Once a leading prescription pain-relief medication worldwide, Vioxx (rofecoxib) and its manufacturer, Merck, fell from grace when scientists discovered the drug caused heart attacks, strokes and death.
Medical professionals claim that the drug’s manufacturer not only worked to conceal the risks associated with Vioxx but also schemed with federal drug regulators to keep them under wraps for as long as possible. Even though the drug was recalled in 2004, issues regarding the drug’s dangers continue today.
Released in 1999, Vioxx is a non-steroidal anti-inflammatory drug, or NSAID, much like ibuprofen and naproxen. It was used mainly for acute pain such as arthritis and menstrual-related symptoms. Unlike the other NSAIDs, however, Vioxx is in a class of drugs called COX-2 inhibitors. That means Vioxx and other drugs in the same class directly target the enzyme COX-2, which is responsible for inflammation and pain.
Vioxx Side Effects
Early on, Vioxx, which was also sold under the names Ceoxx and Ceeoxx, was linked to severe health problems. Within months of the U.S. Food and Drug Administration (FDA) approval of Vioxx, Merck’s own study pointed to a four-fold increased risk of heart attacks when compared to naproxen. Merck later refuted the findings, saying they were unreliable.
It wasn’t until 2002 that Merck and the FDA agreed to include the cardiovascular risk information on the drug’s label. For years, Merck hounded the FDA to remove the adverse labeling claiming it wasn’t true. However, independent studies now show that Vioxx can cause heart attacks within the first two weeks of taking the drug.
Some scientists think Vioxx causes heart problems because it increases the likelihood of deadly blood clots. Others say the risk is linked to the drug’s propensity to elevate body fat. The exact cause may never be known.
By 2003, the $195 million Vioxx marketing machine was in full force, and sales for the drug reached $2.5 billion worldwide. It wasn’t until after Merck launched a second study, this time to review the drug’s effect on colon polyps, that the company was forced to reveal the truth. The company’s APPROVe study found that Vioxx raised the risk of a heart attack for those taking it for less than two years.
Merck Recalls Vioxx
On Sept. 30, 2004, Merck voluntarily withdrew Vioxx from the market worldwide. In the months that followed, a U.S. Senate Finance Committee convened to question the seemingly cozy relationship between Merck and the FDA.
Dr. David Graham, an FDA scientist, testified that FDA officials repeatedly tried to block his Vioxx findings that pointed to the drug’s propensity to cause heart attacks. Additional testimony from several other physicians pointed to Merck knowing about the risks early on but hiding them. Merck officials repeatedly denied the findings.

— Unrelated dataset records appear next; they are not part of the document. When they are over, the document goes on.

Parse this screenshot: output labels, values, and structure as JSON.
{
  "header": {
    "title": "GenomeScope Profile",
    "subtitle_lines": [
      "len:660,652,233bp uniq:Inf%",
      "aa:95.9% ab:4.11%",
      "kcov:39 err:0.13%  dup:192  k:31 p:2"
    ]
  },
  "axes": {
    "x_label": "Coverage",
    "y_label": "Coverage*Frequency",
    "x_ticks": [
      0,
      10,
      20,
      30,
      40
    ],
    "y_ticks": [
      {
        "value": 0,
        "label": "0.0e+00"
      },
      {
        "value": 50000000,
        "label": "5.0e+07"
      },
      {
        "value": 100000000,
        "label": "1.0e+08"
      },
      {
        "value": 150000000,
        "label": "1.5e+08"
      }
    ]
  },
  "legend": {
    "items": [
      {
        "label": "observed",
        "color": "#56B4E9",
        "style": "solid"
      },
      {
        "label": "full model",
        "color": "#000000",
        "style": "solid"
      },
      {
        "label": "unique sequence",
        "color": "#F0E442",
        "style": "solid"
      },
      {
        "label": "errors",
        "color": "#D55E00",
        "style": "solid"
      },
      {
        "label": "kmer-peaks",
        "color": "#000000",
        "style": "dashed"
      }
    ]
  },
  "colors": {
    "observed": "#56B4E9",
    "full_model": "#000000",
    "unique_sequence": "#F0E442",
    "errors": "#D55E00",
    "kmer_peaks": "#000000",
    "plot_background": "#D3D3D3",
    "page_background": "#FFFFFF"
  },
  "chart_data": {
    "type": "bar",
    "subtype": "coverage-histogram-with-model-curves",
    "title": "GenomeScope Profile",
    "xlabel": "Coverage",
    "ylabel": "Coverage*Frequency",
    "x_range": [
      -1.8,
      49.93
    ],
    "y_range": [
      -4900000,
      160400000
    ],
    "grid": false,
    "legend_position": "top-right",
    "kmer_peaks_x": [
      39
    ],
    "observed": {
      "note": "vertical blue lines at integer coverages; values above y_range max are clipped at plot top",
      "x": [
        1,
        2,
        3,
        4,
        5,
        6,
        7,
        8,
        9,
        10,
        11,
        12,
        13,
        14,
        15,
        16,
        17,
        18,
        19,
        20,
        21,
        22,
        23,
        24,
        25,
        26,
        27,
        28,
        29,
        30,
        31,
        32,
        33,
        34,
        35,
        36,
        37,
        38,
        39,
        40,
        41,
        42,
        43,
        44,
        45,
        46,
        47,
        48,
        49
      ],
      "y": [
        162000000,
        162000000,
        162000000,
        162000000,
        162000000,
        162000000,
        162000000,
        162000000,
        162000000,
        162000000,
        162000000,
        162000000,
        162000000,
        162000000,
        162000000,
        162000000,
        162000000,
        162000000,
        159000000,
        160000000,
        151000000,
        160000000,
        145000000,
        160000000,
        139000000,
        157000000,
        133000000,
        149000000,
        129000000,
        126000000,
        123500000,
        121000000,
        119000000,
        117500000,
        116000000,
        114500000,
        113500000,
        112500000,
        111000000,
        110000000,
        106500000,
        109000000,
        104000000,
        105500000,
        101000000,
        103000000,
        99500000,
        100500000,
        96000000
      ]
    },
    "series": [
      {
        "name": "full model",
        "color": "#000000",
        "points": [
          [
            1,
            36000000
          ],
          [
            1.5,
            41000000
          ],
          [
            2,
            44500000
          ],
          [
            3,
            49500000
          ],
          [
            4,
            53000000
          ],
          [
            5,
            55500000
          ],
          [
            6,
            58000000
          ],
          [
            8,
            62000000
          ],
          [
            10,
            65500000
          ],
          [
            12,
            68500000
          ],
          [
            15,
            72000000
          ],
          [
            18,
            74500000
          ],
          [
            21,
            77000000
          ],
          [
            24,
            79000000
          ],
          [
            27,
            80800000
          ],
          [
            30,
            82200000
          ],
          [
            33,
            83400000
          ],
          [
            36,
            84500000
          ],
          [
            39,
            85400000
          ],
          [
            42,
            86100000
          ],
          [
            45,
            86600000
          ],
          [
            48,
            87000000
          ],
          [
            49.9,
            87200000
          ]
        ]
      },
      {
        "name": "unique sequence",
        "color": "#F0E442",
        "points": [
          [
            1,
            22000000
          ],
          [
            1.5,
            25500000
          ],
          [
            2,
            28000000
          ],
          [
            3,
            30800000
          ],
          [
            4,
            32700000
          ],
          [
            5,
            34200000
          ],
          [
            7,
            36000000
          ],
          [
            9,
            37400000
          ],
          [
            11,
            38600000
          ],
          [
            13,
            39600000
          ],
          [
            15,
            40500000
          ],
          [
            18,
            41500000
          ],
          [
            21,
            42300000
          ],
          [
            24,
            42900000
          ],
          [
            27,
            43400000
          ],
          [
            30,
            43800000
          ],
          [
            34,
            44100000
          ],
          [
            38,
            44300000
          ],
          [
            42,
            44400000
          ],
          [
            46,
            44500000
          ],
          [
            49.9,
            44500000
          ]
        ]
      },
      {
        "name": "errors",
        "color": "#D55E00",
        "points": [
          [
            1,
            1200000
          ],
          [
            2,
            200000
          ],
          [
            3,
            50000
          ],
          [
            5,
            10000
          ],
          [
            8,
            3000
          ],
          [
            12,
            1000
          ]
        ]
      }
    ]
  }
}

The subsequent lawsuits against Merck in America and overseas started within a year of the drug being pulled off the shelves. A multidistrict litigation (MDL), which is similar to a class action but typically has a better outcome for the plaintiffs, was established in New Orleans in 2005, and many more individual lawsuits were filed nationwide. Overall, more than 60,000 U.S. claims were filed in the MDL.
Even though Merck won 11 of the 16 Vioxx MDL test trials in New Orleans, the company agreed in 2007 to settle all the claims without admitting fault. It set up a $4.85 billion settlement fund and paid out nearly 35,000 claims.
In 2011, Merck agreed to pay $950 million and pleaded guilty to a federal misdemeanor charge related to its shady marketing and sales tactics. The company incurred a $321 million criminal fine and was ordered to pay the remainder to the federal government and state Medicaid agencies.